×

Śmierć nad Bałtykiem. Niebezpieczna bakteria doprowadziła do śmierci kobiety

Śmierć nad Bałtykiem. Starsza kobieta zmarła na skutek zakażenia groźną bakterią Vibrio vulnificus, która coraz częściej jest spotykana w wodach morskich. Lekarze alarmują, aby przed kąpielą w Bałtyku kilka razy zastanowić się, czy na pewno jest to konieczne. Skutki mogą być bowiem fatalne.

Brudna woda

Specjaliści od lat biją na alarm przypominając, że Morze Bałtyckie to tykająca bomba. Na dnie akwenu wciąż znajduje się wiele statków oraz bomb zatopionych w trakcie II wojny światowej. Z wraków nieustannie uwalniają się szkodliwe substancje, które doprowadzają do stopniowej zagłady fauny i flory Morza Bałtyckiego. Patrząc na zdjęcia przedstawiające ciemnozieloną, miejscami wręcz brunatną wodę, trudno zrozumieć jak to możliwe, że mimo to ludzie decydują się na kąpiele. Wysypki czy podrażnienia skóry to tylko wybrane dolegliwości, których można się nabawić w rezultacie tego typu atrakcji.

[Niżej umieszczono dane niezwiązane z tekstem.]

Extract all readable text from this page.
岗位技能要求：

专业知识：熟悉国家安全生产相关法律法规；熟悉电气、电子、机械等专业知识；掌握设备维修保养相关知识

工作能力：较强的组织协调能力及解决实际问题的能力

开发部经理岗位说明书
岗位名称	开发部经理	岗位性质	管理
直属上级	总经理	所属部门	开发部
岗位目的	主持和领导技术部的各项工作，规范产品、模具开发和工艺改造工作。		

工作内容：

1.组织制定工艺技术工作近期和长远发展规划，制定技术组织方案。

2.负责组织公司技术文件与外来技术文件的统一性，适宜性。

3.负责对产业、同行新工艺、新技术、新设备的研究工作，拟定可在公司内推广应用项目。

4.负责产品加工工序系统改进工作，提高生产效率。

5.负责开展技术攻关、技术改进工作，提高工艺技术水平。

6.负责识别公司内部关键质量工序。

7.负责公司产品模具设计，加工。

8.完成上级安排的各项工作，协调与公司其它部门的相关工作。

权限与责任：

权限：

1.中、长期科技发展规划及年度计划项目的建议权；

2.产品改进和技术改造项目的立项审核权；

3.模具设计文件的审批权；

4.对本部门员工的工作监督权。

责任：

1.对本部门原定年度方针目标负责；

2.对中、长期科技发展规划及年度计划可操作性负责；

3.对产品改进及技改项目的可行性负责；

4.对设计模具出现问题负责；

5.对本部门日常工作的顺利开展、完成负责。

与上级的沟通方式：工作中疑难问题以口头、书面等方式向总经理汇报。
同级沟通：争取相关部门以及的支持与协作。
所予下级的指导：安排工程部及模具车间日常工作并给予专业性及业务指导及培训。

Najwyższą cenę za wakacyjne kąpiele w skażonej wodzie zapłaciła obywatelka Niemiec. W Szlezwiku-Holsztynie w Niemczech doszło do ogromnej tragedii. Starsza kobieta weszła do wody z otwartą raną. Nie zdawała sobie sprawy, że słona woda wcale nie zdezynfekuje uszkodzonej skóry, lecz doprowadzi do dramatycznego pogorszenia sytuacji. Wkrótce okazało się, że kobieta zakaziła się bakterią Vibrio vulnificus, znaną jako przecinkowiec. Fakt, że kobieta cierpiała na choroby przewlekłe dodatkowo przyczynił się do utrudnienia leczenia. 27 lipca chora zmarła. Państwowy Urząd ds. Zdrowia i Spraw Społecznych (LAGuS) w Rostocku od dawna alarmuje, aby wchodząc do wody mieć na uwadze, że nie jest ona czysta.

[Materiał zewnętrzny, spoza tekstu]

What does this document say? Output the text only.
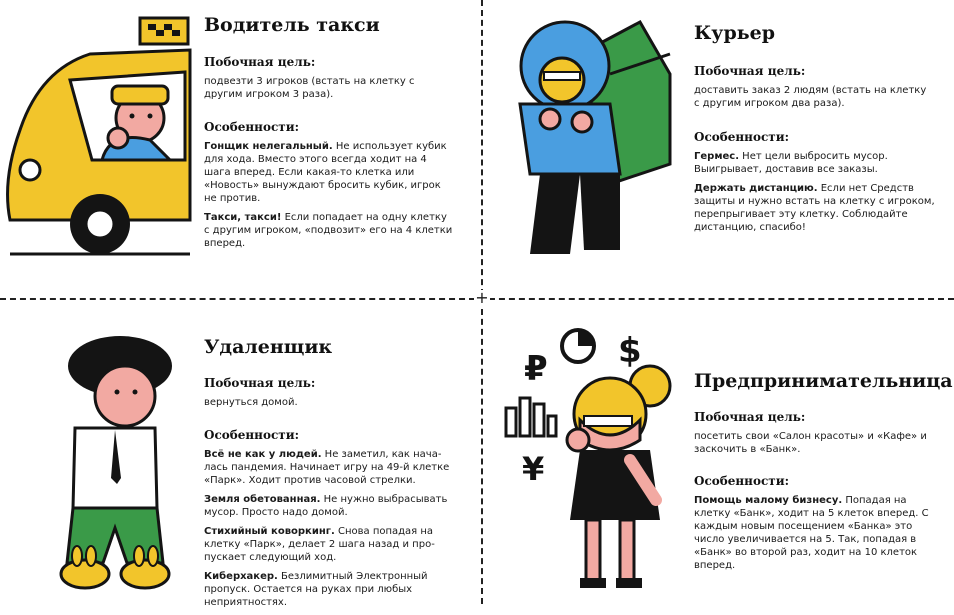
+
Водитель такси
Побочная цель:
подвезти 3 игроков (встать на клетку с другим игроком 3 раза).
Особенности:

Гонщик нелегальный. Не использует кубик для хода. Вместо этого всегда ходит на 4 шага вперед. Если какая-то клетка или «Новость» вынуждают бросить кубик, игрок не против.

Такси, такси! Если попадает на одну клетку с другим игроком, «подвозит» его на 4 клетки вперед.

Курьер
Побочная цель:
доставить заказ 2 людям (встать на клетку с другим игроком два раза).
Особенности:

Гермес. Нет цели выбросить мусор. Выигрывает, доставив все заказы.

Держать дистанцию. Если нет Средств защиты и нужно встать на клетку с игроком, перепрыгивает эту клетку. Соблюдайте дистанцию, спасибо!

Удаленщик
Побочная цель:
вернуться домой.
Особенности:

Всё не как у людей. Не заметил, как началась пандемия. Начинает игру на 49-й клетке «Парк». Ходит против часовой стрелки.

Земля обетованная. Не нужно выбрасывать мусор. Просто надо домой.

Стихийный коворкинг. Снова попадая на клетку «Парк», делает 2 шага назад и пропускает следующий ход.

Киберхакер. Безлимитный Электронный пропуск. Остается на руках при любых неприятностях.

₽ $
¥
Предпринимательница
Побочная цель:
посетить свои «Салон красоты» и «Кафе» и заскочить в «Банк».
Особенности:

Помощь малому бизнесу. Попадая на клетку «Банк», ходит на 5 клеток вперед. С каждым новым посещением «Банка» это число увеличивается на 5. Так, попадая в «Банк» во второй раз, ходит на 10 клеток вперед.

W Bałtyku trzeba liczyć się ze zwiększonym występowaniem przecinkowców, które w rzadkich przypadkach mogą powodować poważne infekcje.

Śmierć nad Bałtykiem

Eksperci przestrzegają, że najbardziej narażeni na zakażenie groźną bakterią są seniorzy, osoby cierpiące na nowotwór lub posiadające osłabioną odporność. Do zakażenia przecinkowcem najczęściej dochodzi poprzez otwarte rany. Wystarczy nawet niewielkie zadrapanie, aby do organizmu przedostał się patogen. Biorąc pod uwagę jak mocno skażony jest Bałtyk, przed wejściem do wody lepiej przemyśleć tę decyzję kilka razy. Warto przy tym pamiętać, że do zakażenia może dojść również podczas moczenia stóp w wodzie np. przez drobne skaleczenie.

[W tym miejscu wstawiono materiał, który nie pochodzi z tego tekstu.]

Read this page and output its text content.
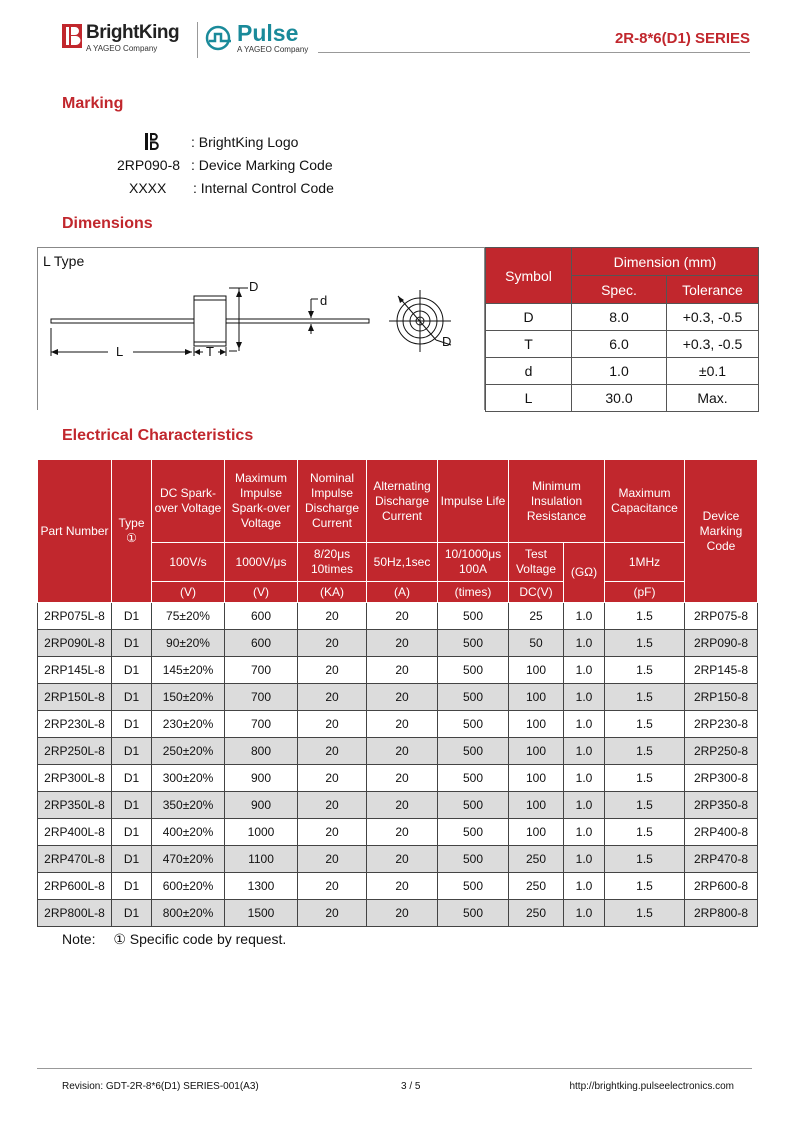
BrightKing
A YAGEO Company
Pulse
A YAGEO Company
2R-8*6(D1) SERIES
Marking
: BrightKing Logo
2RP090-8 : Device Marking Code
XXXX : Internal Control Code
Dimensions
L Type
D
d
L	T
D
Symbol	Dimension (mm)	
	Spec.	Tolerance
D	8.0	+0.3, -0.5
T	6.0	+0.3, -0.5
d	1.0	±0.1
L	30.0	Max.
Electrical Characteristics
Part Number	Type ①	DC Spark-over Voltage	Maximum Impulse Spark-over Voltage	Nominal Impulse Discharge Current	Alternating Discharge Current	Impulse Life	Minimum Insulation Resistance		Maximum Capacitance	Device Marking Code
		100V/s	1000V/μs	8/20μs 10times	50Hz,1sec	10/1000μs 100A	Test Voltage	(GΩ)	1MHz	
		(V)	(V)	(KA)	(A)	(times)	DC(V)		(pF)	
2RP075L-8	D1	75±20%	600	20	20	500	25	1.0	1.5	2RP075-8
2RP090L-8	D1	90±20%	600	20	20	500	50	1.0	1.5	2RP090-8
2RP145L-8	D1	145±20%	700	20	20	500	100	1.0	1.5	2RP145-8
2RP150L-8	D1	150±20%	700	20	20	500	100	1.0	1.5	2RP150-8
2RP230L-8	D1	230±20%	700	20	20	500	100	1.0	1.5	2RP230-8
2RP250L-8	D1	250±20%	800	20	20	500	100	1.0	1.5	2RP250-8
2RP300L-8	D1	300±20%	900	20	20	500	100	1.0	1.5	2RP300-8
2RP350L-8	D1	350±20%	900	20	20	500	100	1.0	1.5	2RP350-8
2RP400L-8	D1	400±20%	1000	20	20	500	100	1.0	1.5	2RP400-8
2RP470L-8	D1	470±20%	1100	20	20	500	250	1.0	1.5	2RP470-8
2RP600L-8	D1	600±20%	1300	20	20	500	250	1.0	1.5	2RP600-8
2RP800L-8	D1	800±20%	1500	20	20	500	250	1.0	1.5	2RP800-8
Note: ① Specific code by request.
Revision: GDT-2R-8*6(D1) SERIES-001(A3)	3 / 5	http://brightking.pulseelectronics.com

Koniecznie należy unikać jedzenia surowych lub niedogotowanych ryb oraz picia skażonej wody, gdyż takie postępowanie grozi zakażeniem. Objawami zarażenia są m.in. plamy na ciele przypominające ugryzienie owada oraz dolegliwości układu pokarmowego i gorączka. Zakażenie może skutkować sepsą, a także śmiercią pacjenta.

Bakteria Vibrio vulnificus to niejedyne zagrożenie czyhające na Polaków nad Morzem Bałtyckim. Wybierając się nad polskie wybrzeże trzeba liczyć się z ryzykiem wystąpienia sinic. Nie tylko bezpośredni kontakt z sinicami, ale nawet oddychanie powietrzem unoszącym się nad wodą może prowadzić do poważnych dolegliwości zdrowotnych.